今日は何もしない日にすると決めていた。わざわざ「何もしない」と手帳に書いてある。今日でなければならないこともないし、美術館は夜まで開いている訳でもない。だから何もしなかった。年明けにコロナから治ってから家を出なかったのが1日しかない。その間に広島に行ったし京都に行ったし神戸にも行った。そりゃまあアクティブだと思われるわけだ。

それで一日を過ごした。これを「終日無為」と書く内田百閒のような人もいるだろうし、本を読んで、本の内容を手帳に書き写して、飯を食って、寝て、イラストを描いて、夕方から風が強くなって、缶詰の賞味期限が切れていたので夕飯に食って、風呂に入ったと書く人もいるだろうと思う。

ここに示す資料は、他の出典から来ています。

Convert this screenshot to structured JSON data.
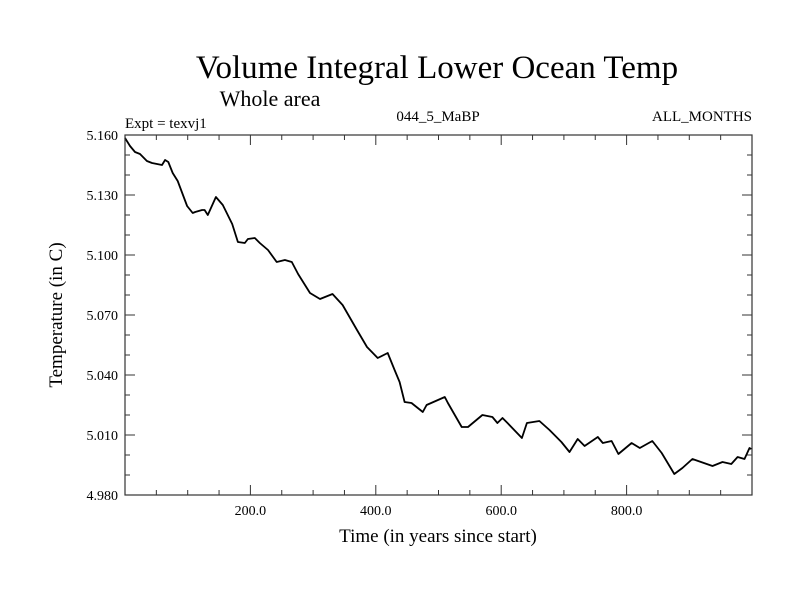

「何もしない」の解像度の違い。本の内容を手帳に書き写すというのがものすごく捗った。今日は何もしなかった、と思っても案外何等かのことをしていたり考えていたりするものであって、そういう解像度を上げていくのに最も有効な手段は俳句か短歌を作ることである。しかし「私趣味ないんだよねー」という人に「俳句か短歌いいですよ、スマホのメモ帳あればできますよ」というと「それは嫌だ」と言われる。じゃあ無趣味のまま生きろ。

ただ私が広島に行こうが京都に行こうが神戸に行こうがここに何を書こうが、おそらく数十年から数百年後における日本史においては私は何もしなかった人になるだろうし、たぶんそもそも存在しなかったことになる。歴史というのは作った人の選択の結果であり、絶対中立の歴史というものは存在しない。歴史が書を作るのではない。書が歴史を作るのである。